In a significant observation, a Mumbai Session Court made it clear that an aggrieved wife can file domestic violence complaint against the relatives of the assailant who don’t share a household with her.
Additional Sessions Judge UM Padwad noted that the Protection of Women from Domestic Violence Act is not limited to reliefs only against those who reside with the survivor.
“Had that been so, it would have been very convenient to cause violence or any other trouble to the aggrieved person through the relatives not sharing the same household and yet remained out of the clutches of the DV Act,” the court observed.
ASJ Padwad was hearing an appeal challenging a Magistrate order where it was held that since the appellant’s brother-in-law never resided with the appellant in a shared household, he cannot be considered to be a respondent as defined by Section 2 (q) of DV Act.
“Such an observation of the learned Metropolitan Magistrate however, is wholly misplaced. It is for the simple reason that the proviso to Section 2 (q) of the DV Act makes it very clear that an aggrieved wife can also file a complaint against a relative of the husband,” clarified ASJ Padwad.

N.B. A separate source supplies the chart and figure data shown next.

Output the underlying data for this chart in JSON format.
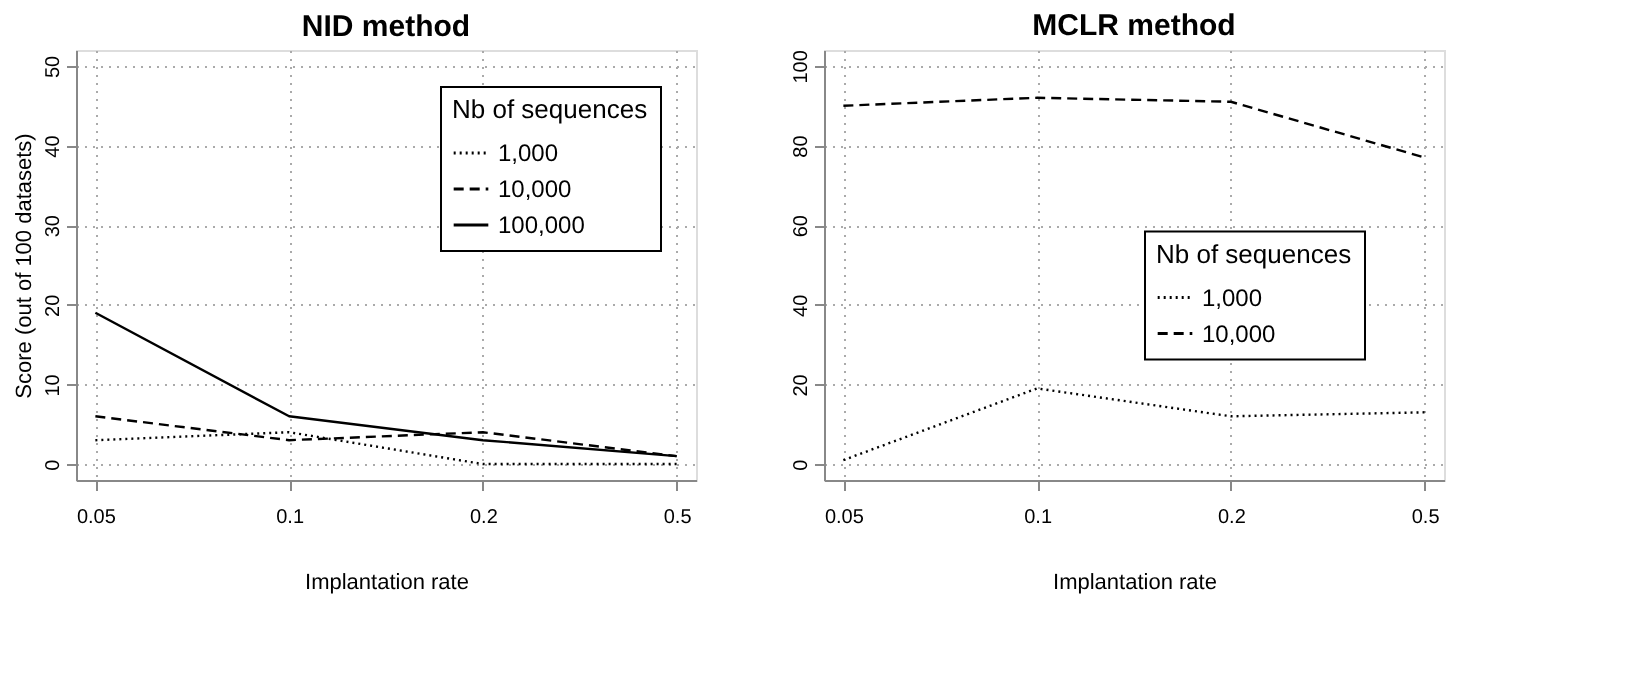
{
  "chart_data": [
    {
      "type": "line",
      "title": "NID method",
      "xlabel": "Implantation rate",
      "ylabel": "Score (out of 100 datasets)",
      "categories": [
        "0.05",
        "0.1",
        "0.2",
        "0.5"
      ],
      "ylim": [
        -2,
        52
      ],
      "yticks": [
        0,
        10,
        20,
        30,
        40,
        50
      ],
      "grid": true,
      "legend": "top right",
      "legend_title": "Nb of sequences",
      "series": [
        {
          "name": "1,000",
          "color": "#000000",
          "line_style": "dotted",
          "values": [
            3,
            4,
            0,
            0
          ]
        },
        {
          "name": "10,000",
          "color": "#000000",
          "line_style": "dashed",
          "values": [
            6,
            3,
            4,
            1
          ]
        },
        {
          "name": "100,000",
          "color": "#000000",
          "line_style": "solid",
          "values": [
            19,
            6,
            3,
            1
          ]
        }
      ]
    },
    {
      "type": "line",
      "title": "MCLR method",
      "xlabel": "Implantation rate",
      "categories": [
        "0.05",
        "0.1",
        "0.2",
        "0.5"
      ],
      "ylim": [
        -4,
        104
      ],
      "yticks": [
        0,
        20,
        40,
        60,
        80,
        100
      ],
      "grid": true,
      "legend": "right",
      "legend_title": "Nb of sequences",
      "series": [
        {
          "name": "1,000",
          "color": "#000000",
          "line_style": "dotted",
          "values": [
            1,
            19,
            12,
            13
          ]
        },
        {
          "name": "10,000",
          "color": "#000000",
          "line_style": "dashed",
          "values": [
            90,
            92,
            91,
            77
          ]
        }
      ]
    }
  ]
}
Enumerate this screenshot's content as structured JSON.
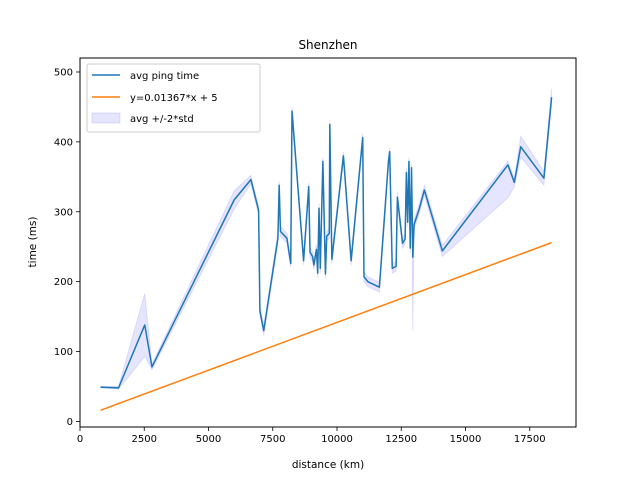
{
  "chart_data": {
    "type": "line",
    "title": "Shenzhen",
    "xlabel": "distance (km)",
    "ylabel": "time (ms)",
    "xlim": [
      0,
      19300
    ],
    "ylim": [
      -8,
      520
    ],
    "xticks": [
      0,
      2500,
      5000,
      7500,
      10000,
      12500,
      15000,
      17500
    ],
    "yticks": [
      0,
      100,
      200,
      300,
      400,
      500
    ],
    "grid": false,
    "legend_position": "top-left",
    "colors": {
      "avg": "#1f77b4",
      "fit": "#ff7f0e",
      "band": "#0000ff"
    },
    "series": [
      {
        "name": "avg ping time",
        "kind": "line",
        "x": [
          800,
          1500,
          2520,
          2800,
          6000,
          6650,
          6950,
          7000,
          7150,
          7700,
          7750,
          7800,
          8050,
          8200,
          8250,
          8700,
          8900,
          8950,
          9050,
          9100,
          9200,
          9250,
          9300,
          9350,
          9450,
          9550,
          9600,
          9700,
          9720,
          9800,
          10250,
          10550,
          11000,
          11050,
          11200,
          11650,
          12000,
          12050,
          12150,
          12300,
          12350,
          12550,
          12650,
          12700,
          12750,
          12800,
          12850,
          12900,
          12950,
          13000,
          13200,
          13400,
          14100,
          16650,
          16900,
          17150,
          18050,
          18350
        ],
        "y": [
          49,
          48,
          138,
          78,
          317,
          346,
          302,
          158,
          130,
          262,
          338,
          272,
          262,
          226,
          444,
          230,
          336,
          242,
          236,
          224,
          246,
          212,
          305,
          219,
          372,
          211,
          265,
          269,
          425,
          232,
          380,
          230,
          406,
          207,
          200,
          192,
          371,
          386,
          219,
          222,
          321,
          255,
          261,
          356,
          285,
          372,
          248,
          363,
          235,
          282,
          304,
          331,
          244,
          367,
          342,
          393,
          348,
          464
        ]
      },
      {
        "name": "y=0.01367*x + 5",
        "kind": "line",
        "x": [
          800,
          18350
        ],
        "y": [
          15.9,
          255.8
        ]
      },
      {
        "name": "avg +/-2*std",
        "kind": "band",
        "x": [
          800,
          1500,
          2520,
          2800,
          6000,
          6650,
          6950,
          7000,
          7150,
          7700,
          7750,
          7800,
          8050,
          8200,
          8250,
          8700,
          8900,
          8950,
          9050,
          9100,
          9200,
          9250,
          9300,
          9350,
          9450,
          9550,
          9600,
          9700,
          9720,
          9800,
          10250,
          10550,
          11000,
          11050,
          11200,
          11650,
          12000,
          12050,
          12150,
          12300,
          12350,
          12550,
          12650,
          12700,
          12750,
          12800,
          12850,
          12900,
          12950,
          13000,
          13200,
          13400,
          14100,
          16650,
          16900,
          17150,
          18050,
          18350
        ],
        "upper": [
          50,
          50,
          183,
          82,
          330,
          352,
          308,
          165,
          137,
          270,
          344,
          279,
          269,
          232,
          450,
          236,
          342,
          249,
          243,
          231,
          253,
          219,
          312,
          226,
          378,
          218,
          272,
          276,
          431,
          239,
          386,
          237,
          412,
          214,
          207,
          199,
          378,
          392,
          226,
          229,
          328,
          262,
          268,
          362,
          292,
          378,
          255,
          369,
          242,
          289,
          311,
          338,
          252,
          372,
          348,
          408,
          358,
          476
        ],
        "lower": [
          48,
          46,
          93,
          74,
          304,
          340,
          296,
          151,
          123,
          254,
          332,
          265,
          255,
          220,
          438,
          224,
          330,
          235,
          229,
          217,
          239,
          205,
          298,
          212,
          366,
          204,
          258,
          262,
          419,
          225,
          374,
          223,
          400,
          200,
          193,
          185,
          364,
          380,
          212,
          215,
          314,
          248,
          254,
          350,
          278,
          366,
          241,
          357,
          130,
          275,
          297,
          324,
          236,
          320,
          336,
          378,
          338,
          452
        ]
      }
    ]
  }
}
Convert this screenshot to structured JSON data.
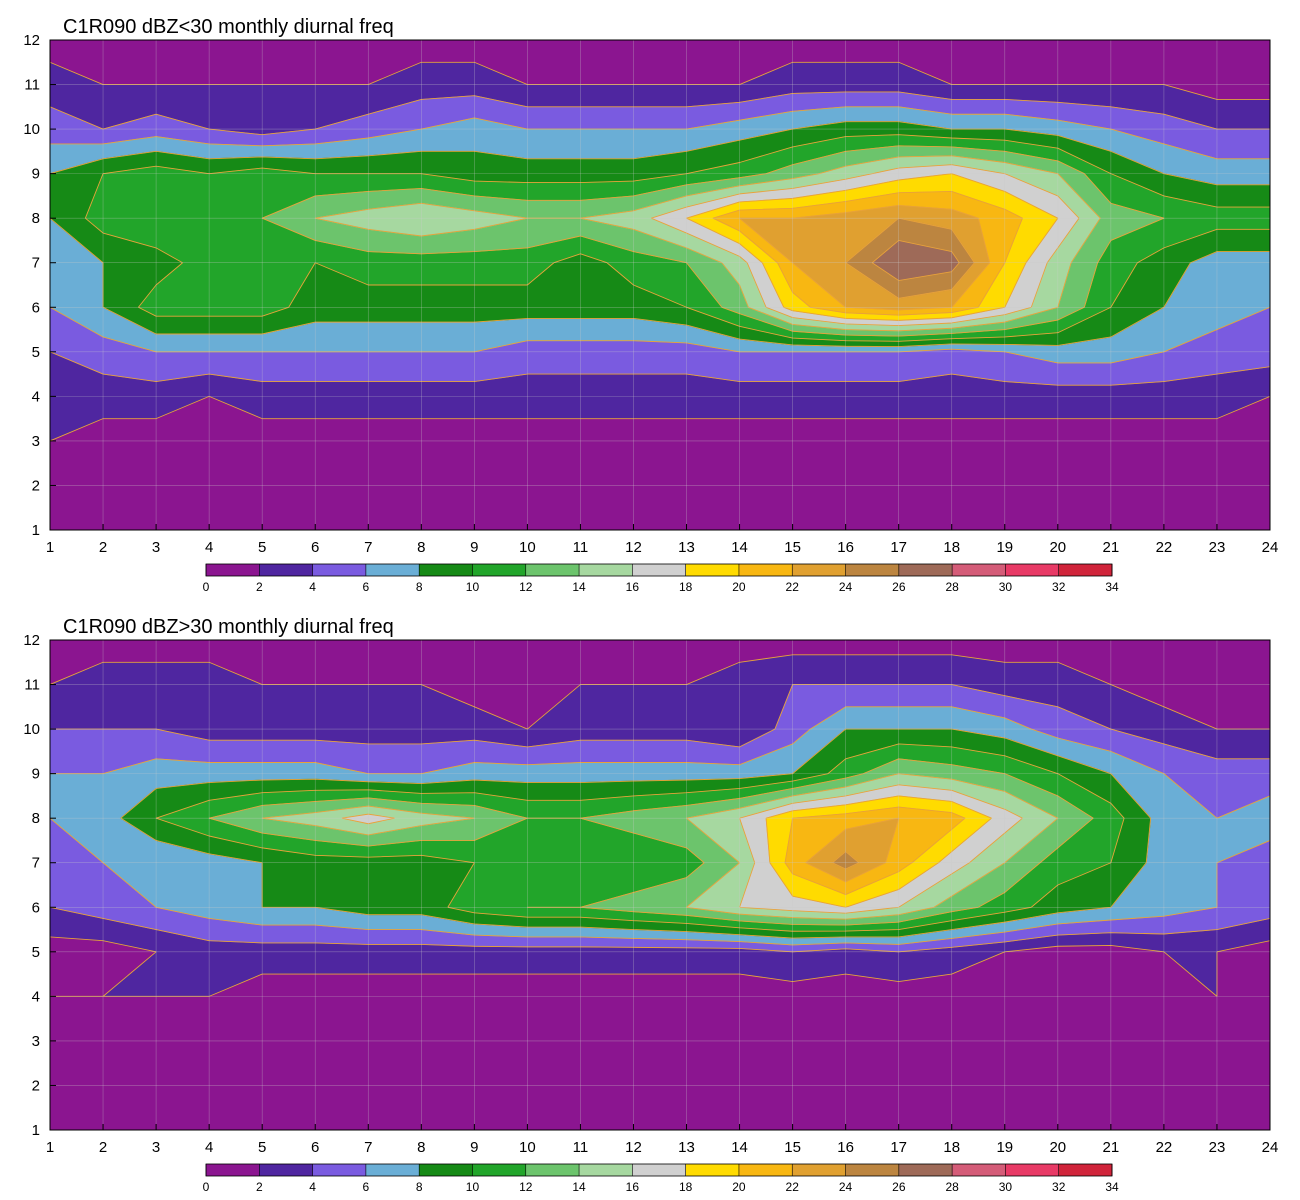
{
  "chart_data": [
    {
      "type": "contour",
      "title": "C1R090 dBZ<30 monthly diurnal freq",
      "xlim": [
        1,
        24
      ],
      "ylim": [
        1,
        12
      ],
      "x_ticks": [
        "1",
        "2",
        "3",
        "4",
        "5",
        "6",
        "7",
        "8",
        "9",
        "10",
        "11",
        "12",
        "13",
        "14",
        "15",
        "16",
        "17",
        "18",
        "19",
        "20",
        "21",
        "22",
        "23",
        "24"
      ],
      "y_ticks": [
        "1",
        "2",
        "3",
        "4",
        "5",
        "6",
        "7",
        "8",
        "9",
        "10",
        "11",
        "12"
      ],
      "grid": true,
      "colorbar": {
        "position": "bottom",
        "levels": [
          0,
          2,
          4,
          6,
          8,
          10,
          12,
          14,
          16,
          18,
          20,
          22,
          24,
          26,
          28,
          30,
          32,
          34
        ],
        "tick_labels": [
          "0",
          "2",
          "4",
          "6",
          "8",
          "10",
          "12",
          "14",
          "16",
          "18",
          "20",
          "22",
          "24",
          "26",
          "28",
          "30",
          "32",
          "34"
        ]
      },
      "x": [
        1,
        2,
        3,
        4,
        5,
        6,
        7,
        8,
        9,
        10,
        11,
        12,
        13,
        14,
        15,
        16,
        17,
        18,
        19,
        20,
        21,
        22,
        23,
        24
      ],
      "y": [
        1,
        2,
        3,
        4,
        5,
        6,
        7,
        8,
        9,
        10,
        11,
        12
      ],
      "z": [
        [
          1,
          1,
          1,
          1,
          1,
          1,
          1,
          1,
          1,
          1,
          1,
          1,
          1,
          1,
          1,
          1,
          1,
          1,
          1,
          1,
          1,
          1,
          1,
          1
        ],
        [
          1,
          1,
          1,
          1,
          1,
          1,
          1,
          1,
          1,
          1,
          1,
          1,
          1,
          1,
          1,
          1,
          1,
          1,
          1,
          1,
          1,
          1,
          1,
          1
        ],
        [
          2,
          1,
          1,
          1,
          1,
          1,
          1,
          1,
          1,
          1,
          1,
          1,
          1,
          1,
          1,
          1,
          1,
          1,
          1,
          1,
          1,
          1,
          1,
          1
        ],
        [
          3,
          3,
          3,
          2,
          3,
          3,
          3,
          3,
          3,
          3,
          3,
          3,
          3,
          3,
          3,
          3,
          3,
          3,
          3,
          3,
          3,
          3,
          3,
          2
        ],
        [
          4,
          5,
          6,
          6,
          6,
          6,
          6,
          6,
          6,
          5,
          5,
          5,
          5,
          6,
          6,
          6,
          6,
          5,
          6,
          7,
          7,
          6,
          5,
          5
        ],
        [
          6,
          8,
          11,
          11,
          11,
          9,
          9,
          9,
          9,
          9,
          9,
          9,
          10,
          13,
          19,
          22,
          23,
          22,
          18,
          14,
          10,
          8,
          7,
          6
        ],
        [
          7,
          8,
          9,
          11,
          11,
          10,
          11,
          11,
          11,
          11,
          9,
          11,
          12,
          15,
          22,
          24,
          28,
          27,
          20,
          15,
          11,
          9,
          7,
          7
        ],
        [
          8,
          11,
          12,
          11,
          12,
          14,
          15,
          16,
          15,
          14,
          14,
          15,
          18,
          22,
          22,
          23,
          24,
          23,
          21,
          18,
          13,
          12,
          11,
          11
        ],
        [
          8,
          10,
          11,
          10,
          11,
          10,
          10,
          10,
          9,
          9,
          9,
          9,
          10,
          11,
          13,
          15,
          17,
          18,
          16,
          14,
          10,
          8,
          7,
          7
        ],
        [
          5,
          4,
          5,
          4,
          3,
          4,
          5,
          6,
          7,
          6,
          6,
          6,
          6,
          7,
          8,
          9,
          9,
          8,
          8,
          7,
          6,
          5,
          4,
          4
        ],
        [
          3,
          2,
          2,
          2,
          2,
          2,
          2,
          3,
          3,
          2,
          2,
          2,
          2,
          2,
          3,
          3,
          3,
          2,
          2,
          2,
          2,
          2,
          1,
          1
        ],
        [
          1,
          1,
          1,
          1,
          1,
          1,
          1,
          1,
          1,
          1,
          1,
          1,
          1,
          1,
          1,
          1,
          1,
          1,
          1,
          1,
          1,
          1,
          1,
          1
        ]
      ]
    },
    {
      "type": "contour",
      "title": "C1R090 dBZ>30 monthly diurnal freq",
      "xlim": [
        1,
        24
      ],
      "ylim": [
        1,
        12
      ],
      "x_ticks": [
        "1",
        "2",
        "3",
        "4",
        "5",
        "6",
        "7",
        "8",
        "9",
        "10",
        "11",
        "12",
        "13",
        "14",
        "15",
        "16",
        "17",
        "18",
        "19",
        "20",
        "21",
        "22",
        "23",
        "24"
      ],
      "y_ticks": [
        "1",
        "2",
        "3",
        "4",
        "5",
        "6",
        "7",
        "8",
        "9",
        "10",
        "11",
        "12"
      ],
      "grid": true,
      "colorbar": {
        "position": "bottom",
        "levels": [
          0,
          2,
          4,
          6,
          8,
          10,
          12,
          14,
          16,
          18,
          20,
          22,
          24,
          26,
          28,
          30,
          32,
          34
        ],
        "tick_labels": [
          "0",
          "2",
          "4",
          "6",
          "8",
          "10",
          "12",
          "14",
          "16",
          "18",
          "20",
          "22",
          "24",
          "26",
          "28",
          "30",
          "32",
          "34"
        ]
      },
      "x": [
        1,
        2,
        3,
        4,
        5,
        6,
        7,
        8,
        9,
        10,
        11,
        12,
        13,
        14,
        15,
        16,
        17,
        18,
        19,
        20,
        21,
        22,
        23,
        24
      ],
      "y": [
        1,
        2,
        3,
        4,
        5,
        6,
        7,
        8,
        9,
        10,
        11,
        12
      ],
      "z": [
        [
          1,
          1,
          1,
          1,
          1,
          1,
          1,
          1,
          1,
          1,
          1,
          1,
          1,
          1,
          1,
          1,
          1,
          1,
          1,
          1,
          1,
          1,
          1,
          1
        ],
        [
          1,
          1,
          1,
          1,
          1,
          1,
          1,
          1,
          1,
          1,
          1,
          1,
          1,
          1,
          1,
          1,
          1,
          1,
          1,
          1,
          1,
          1,
          1,
          1
        ],
        [
          1,
          1,
          1,
          1,
          1,
          1,
          1,
          1,
          1,
          1,
          1,
          1,
          1,
          1,
          1,
          1,
          1,
          1,
          1,
          1,
          1,
          1,
          1,
          1
        ],
        [
          2,
          2,
          2,
          2,
          1,
          1,
          1,
          1,
          1,
          1,
          1,
          1,
          1,
          1,
          1,
          1,
          1,
          1,
          1,
          1,
          1,
          1,
          2,
          1
        ],
        [
          1,
          1,
          2,
          3,
          3,
          3,
          3,
          3,
          3,
          3,
          3,
          3,
          3,
          3,
          4,
          3,
          4,
          3,
          2,
          1,
          1,
          2,
          2,
          1
        ],
        [
          4,
          5,
          6,
          7,
          8,
          8,
          9,
          9,
          11,
          12,
          12,
          13,
          14,
          16,
          17,
          18,
          16,
          13,
          11,
          9,
          8,
          7,
          6,
          5
        ],
        [
          5,
          6,
          6,
          7,
          8,
          9,
          9,
          9,
          10,
          11,
          11,
          10,
          11,
          14,
          21,
          25,
          21,
          17,
          14,
          11,
          10,
          7,
          6,
          5
        ],
        [
          6,
          7,
          10,
          12,
          14,
          15,
          17,
          15,
          14,
          12,
          12,
          13,
          14,
          16,
          20,
          21,
          22,
          21,
          17,
          14,
          11,
          7,
          6,
          7
        ],
        [
          6,
          6,
          7,
          7,
          7,
          7,
          6,
          6,
          7,
          7,
          7,
          7,
          7,
          7,
          8,
          11,
          14,
          13,
          12,
          10,
          8,
          6,
          5,
          5
        ],
        [
          4,
          4,
          4,
          3,
          3,
          3,
          3,
          3,
          3,
          2,
          3,
          3,
          3,
          2,
          5,
          8,
          8,
          8,
          7,
          5,
          4,
          3,
          2,
          2
        ],
        [
          2,
          3,
          3,
          3,
          2,
          2,
          2,
          2,
          1,
          1,
          2,
          2,
          2,
          3,
          4,
          4,
          4,
          4,
          3,
          3,
          2,
          1,
          1,
          1
        ],
        [
          1,
          1,
          1,
          1,
          1,
          1,
          1,
          1,
          1,
          1,
          1,
          1,
          1,
          1,
          1,
          1,
          1,
          1,
          1,
          1,
          1,
          1,
          1,
          1
        ]
      ]
    }
  ],
  "colors": {
    "bands": [
      "#8b1590",
      "#4f26a0",
      "#7a5be0",
      "#6aaed6",
      "#168a16",
      "#22a52a",
      "#6cc46c",
      "#a6d8a0",
      "#d0d0d0",
      "#ffdb00",
      "#f8b712",
      "#e0a030",
      "#bc8540",
      "#9e6a58",
      "#d45c78",
      "#e83a66",
      "#d0243a"
    ],
    "contour_line": "#e8a23a",
    "grid": "#cccccc"
  }
}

He also noted that such an observation would render the law futile.
Holding that any relative of the husband if not sharing or shared the same household cannot be a respondent would amount to giving licence to those relatives to commit violence to the aggrieved person and thereby rendering the very Act meaningless, the Court added.
The bench went on to add, “In the present case, there were enough references to indicate that the brother-in-law was involved in the violence, the proceedings against him were determined to be tenable. Hence, the appropriate trial court was directed to continue proceedings against him.”